Nesâî'nin diğer bir rivayetinde denir ki: "İbnu Ömer'e: "Seni deven kaldırdığı zaman telbiye çeker gördüm" diye sorulmuştu. Şu cevabı verdi: "Çünkü Resûlullah böyle yapmıştı."[2]

 

AÇIKLAMA:

 

1- Beydâ, lügat olarak çöl, boş arâzi mânasına  gelir. Hadiste ise, belli bir yerin adıdır: Zülhuleyfe'nin Mekke tarafına düşen ve oraya yakın bulunan bir tepedir. Her çeşit inşaattan hali olduğu için Beydâ denmiştir.

2- İbnu Ömer (radıyallahu anh) bir ihtilâfa temas etmektedir: Resûlullah (aleyhissalâtu vesselâm) haccı hangi noktada başlatmıştır? İbnu Abbâs'tan yapılan bir rivayette -ki Dârakutnî tahric etmiştir- Hz.

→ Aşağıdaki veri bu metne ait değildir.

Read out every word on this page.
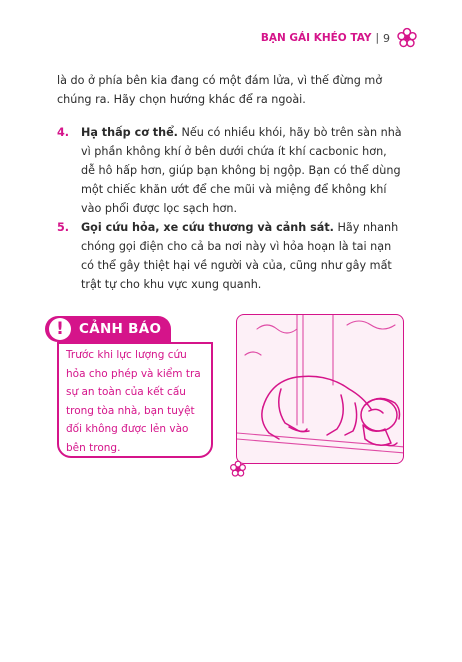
BẠN GÁI KHÉO TAY | 9
là do ở phía bên kia đang có một đám lửa, vì thế đừng mở chúng ra. Hãy chọn hướng khác để ra ngoài.
4. Hạ thấp cơ thể. Nếu có nhiều khói, hãy bò trên sàn nhà vì phần không khí ở bên dưới chứa ít khí cacbonic hơn, dễ hô hấp hơn, giúp bạn không bị ngộp. Bạn có thể dùng một chiếc khăn ướt để che mũi và miệng để không khí vào phổi được lọc sạch hơn.
5. Gọi cứu hỏa, xe cứu thương và cảnh sát. Hãy nhanh chóng gọi điện cho cả ba nơi này vì hỏa hoạn là tai nạn có thể gây thiệt hại về người và của, cũng như gây mất trật tự cho khu vực xung quanh.
!	CẢNH BÁO
Trước khi lực lượng cứu hỏa cho phép và kiểm tra sự an toàn của kết cấu trong tòa nhà, bạn tuyệt đối không được lẻn vào bên trong.
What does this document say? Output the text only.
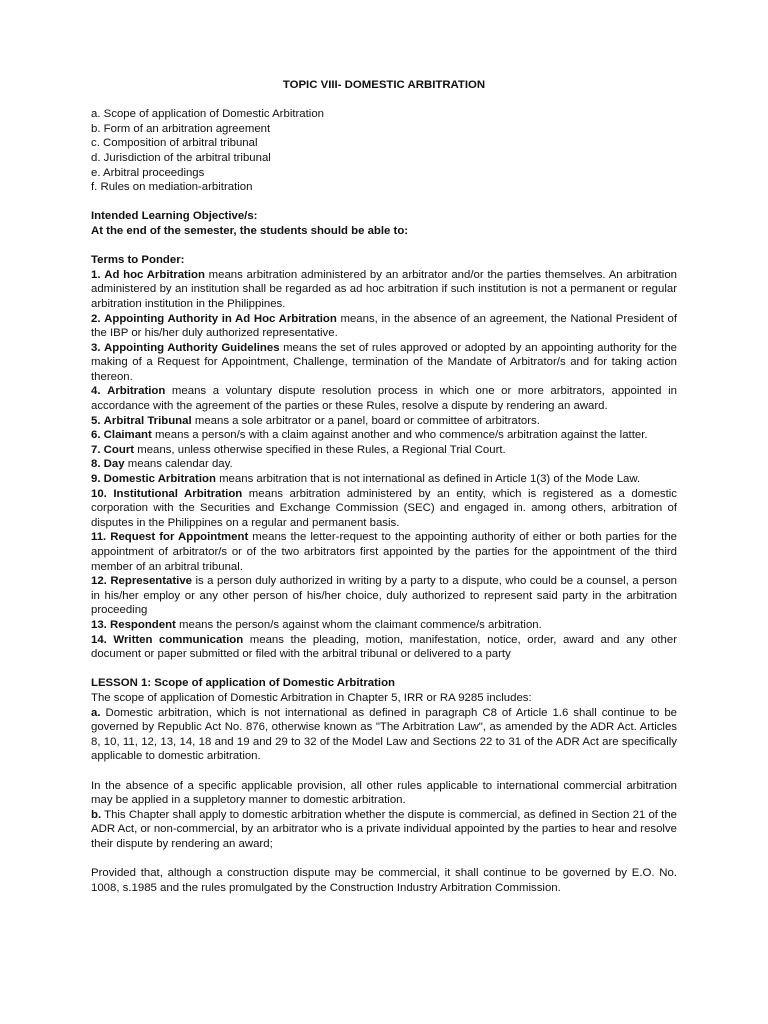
TOPIC VIII- DOMESTIC ARBITRATION
a. Scope of application of Domestic Arbitration
b. Form of an arbitration agreement
c. Composition of arbitral tribunal
d. Jurisdiction of the arbitral tribunal
e. Arbitral proceedings
f. Rules on mediation-arbitration
Intended Learning Objective/s:
At the end of the semester, the students should be able to:
Terms to Ponder:
1. Ad hoc Arbitration means arbitration administered by an arbitrator and/or the parties themselves. An arbitration administered by an institution shall be regarded as ad hoc arbitration if such institution is not a permanent or regular arbitration institution in the Philippines.
2. Appointing Authority in Ad Hoc Arbitration means, in the absence of an agreement, the National President of the IBP or his/her duly authorized representative.
3. Appointing Authority Guidelines means the set of rules approved or adopted by an appointing authority for the making of a Request for Appointment, Challenge, termination of the Mandate of Arbitrator/s and for taking action thereon.
4. Arbitration means a voluntary dispute resolution process in which one or more arbitrators, appointed in accordance with the agreement of the parties or these Rules, resolve a dispute by rendering an award.
5. Arbitral Tribunal means a sole arbitrator or a panel, board or committee of arbitrators.
6. Claimant means a person/s with a claim against another and who commence/s arbitration against the latter.
7. Court means, unless otherwise specified in these Rules, a Regional Trial Court.
8. Day means calendar day.
9. Domestic Arbitration means arbitration that is not international as defined in Article 1(3) of the Mode Law.
10. Institutional Arbitration means arbitration administered by an entity, which is registered as a domestic corporation with the Securities and Exchange Commission (SEC) and engaged in. among others, arbitration of disputes in the Philippines on a regular and permanent basis.
11. Request for Appointment means the letter-request to the appointing authority of either or both parties for the appointment of arbitrator/s or of the two arbitrators first appointed by the parties for the appointment of the third member of an arbitral tribunal.
12. Representative is a person duly authorized in writing by a party to a dispute, who could be a counsel, a person in his/her employ or any other person of his/her choice, duly authorized to represent said party in the arbitration proceeding
13. Respondent means the person/s against whom the claimant commence/s arbitration.
14. Written communication means the pleading, motion, manifestation, notice, order, award and any other document or paper submitted or filed with the arbitral tribunal or delivered to a party
LESSON 1: Scope of application of Domestic Arbitration
The scope of application of Domestic Arbitration in Chapter 5, IRR or RA 9285 includes:
a. Domestic arbitration, which is not international as defined in paragraph C8 of Article 1.6 shall continue to be governed by Republic Act No. 876, otherwise known as "The Arbitration Law", as amended by the ADR Act. Articles 8, 10, 11, 12, 13, 14, 18 and 19 and 29 to 32 of the Model Law and Sections 22 to 31 of the ADR Act are specifically applicable to domestic arbitration.
In the absence of a specific applicable provision, all other rules applicable to international commercial arbitration may be applied in a suppletory manner to domestic arbitration.
b. This Chapter shall apply to domestic arbitration whether the dispute is commercial, as defined in Section 21 of the ADR Act, or non-commercial, by an arbitrator who is a private individual appointed by the parties to hear and resolve their dispute by rendering an award;
Provided that, although a construction dispute may be commercial, it shall continue to be governed by E.O. No. 1008, s.1985 and the rules promulgated by the Construction Industry Arbitration Commission.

Peygamber'in Beydâ'ya çıktıktan sonra hacca niyet edip telbiye getirmeye başladığı belirtilir. Sa'd İbnu Ebî Vakkas (radıyallahu anh)'ın Ebu Davud'da gelen bir rivayeti, Resûlullah'ın, Uhud yolunu tutacaksa, Beyda dağına tırmandığında telbiyede bulunduğunu, Fur' yolunu tutacaksa hayvanı kaldırır kaldırmaz telbiyede bulunduğunu ifade eder.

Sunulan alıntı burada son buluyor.